2011: Top 2

Flächendeckende Schadstoffe an Schulen in NRW

Viele Schulgebäude in Nordrhein-Westfalen sind schadstoffbelastet und gefährden die Gesundheit von Lehrern und Schülern. Zuständige Behörden, Städte und Länder sowie die Politik informieren in der Regel nicht transparent über die Altlasten. Medien berichten zwar über Einzelfälle, das gesamte Ausmaß des Sachverhalts bleibt jedoch ebenso wie das flächendeckende Problem unerkannt.

Sachverhalt & Richtigkeit

Einzelne Berichte über schadstoffbelastete Gebäude sind bekannt, doch handelt es sich hier um Einzelfälle oder um ein flächendeckendes Problem? Um das herauszufinden, hat die Initiative Nachrichtenaufklärung alle Bezirksregierungen in Nordrhein-Westfalen (NRW) nach Schadstoffbe-funden in Schulgebäuden befragt. Das Ergebnis: In allen NRW-Bezirksregierungen, nämlich Arnsberg, Detmold, Düsseldorf, Köln und Münster, geben die Zuständigen an, toxische Stoffe in Schulen gefunden zu haben. Alle Schulträger nehmen Sanierungen vor. Dabei handelt es sich nicht nur um Altlasten: Auch an neuen Schulen können Schadstoffe entstehen.

Die Problematik von Schadstoffen an Schulen ist dem Städtetag NRW bekannt, wird aber in den Gremien nicht diskutiert. Auch im Landtag wird die Schadstoffbelastung an Schulen nicht thematisiert, da laut Schulgesetz Paragraph 78 und 79 die Gemeinden und Kreise Träger der Schulen und für den baulichen Zustand verantwortlich sind.

Mehr Transparenz könnten statistische Übersichten geben. Die zuständigen Schulträger beschäftigen sich zwar mit der Aufdeckung sämtlicher Schadstoffe an allen Schulen, die Frage ist nur, in welcher Form dies dokumentiert wird: Den Schulämtern liegt keine Sammlung von gesicherten Daten über Schadstoffbelastungen an Schulen vor. Lediglich vereinzelte Umweltämter in NRW haben über das Thema einen besseren Überblick.

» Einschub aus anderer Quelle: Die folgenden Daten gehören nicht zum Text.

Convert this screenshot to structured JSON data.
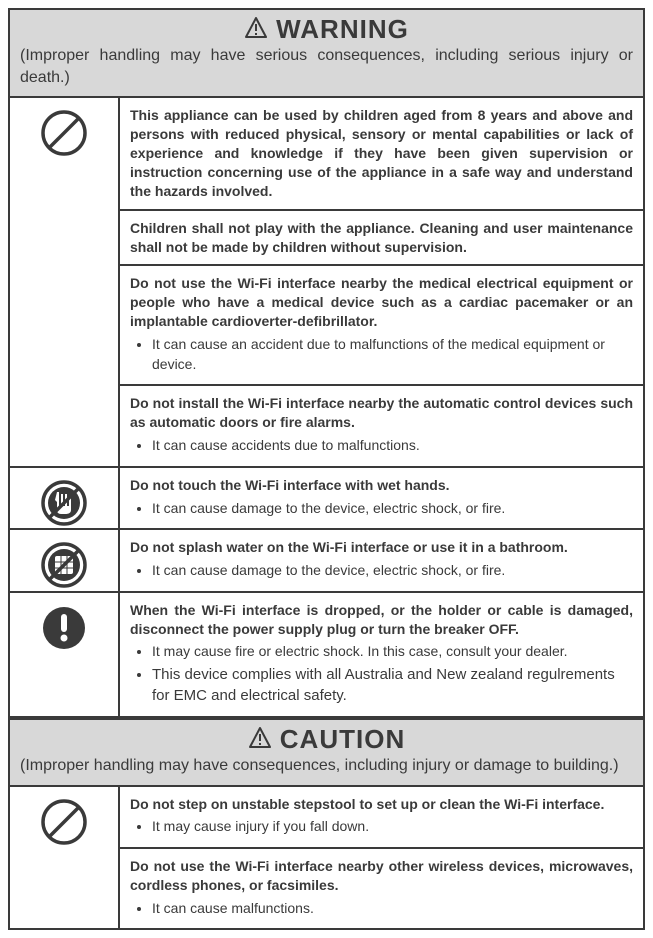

Bis auf eine Ausnahme informieren die Städte die Öffentlichkeit nicht über den Status Quo: Von den fünf einwohnerreichsten Städten in NRW – Köln, Dortmund, Düsseldorf, Essen, Duisburg – hat nur Köln mehrere Schadstoffberichte veröffentlicht. Ein Bericht listet alle auf Innenraumschadstoffe getesteten Schulen der Stadt auf.
Obwohl die Beschäftigten des Umweltamts der Landeshauptstadt Düsseldorf den Kölner Schadstoffbericht kennen, nehmen sie sich kein Beispiel daran. Generell halten die Städte Schadstoffbefunde und Sanierungsvorhaben in einzelnen Gebäudeakten nur in internen Dokumenten fest. Sie dienen der Arbeitshilfe und sind nicht zur Veröffentlichung bestimmt. Daran soll sich in nächster Zeit auch nichts ändern.

Die Stadt Köln hat insgesamt drei Schadstoffberichte veröffentlicht, die in gedruckter Form sowie für einen gewissen Zeitraum online einsehbar waren. Die Schadstoffberichte klären die Öffentlichkeit allerdings nur teilweise auf. Die Informationen werden im Detail zwar publiziert, doch für eine aufklärende Gesamtschau fehlen kritische Daten. Die Berichte zeigen beispielsweise keine Gesamtgrafik der mit Schadstoff belasteten Gebäude. Auffallend ist zudem, dass alle drei Veröffentlichun-gen keine Gesamtauswertung der Asbestbelastung haben, obwohl die Zahlen zu jedem Gebäude vorliegen. Warum das Gesundheitsamt die Angaben nicht visualisiert, könnte der von der INA errechnete Gesamtanteil erklären: Insgesamt 58 Prozent der geprüften Gebäude weisen einen Asbestbefund auf.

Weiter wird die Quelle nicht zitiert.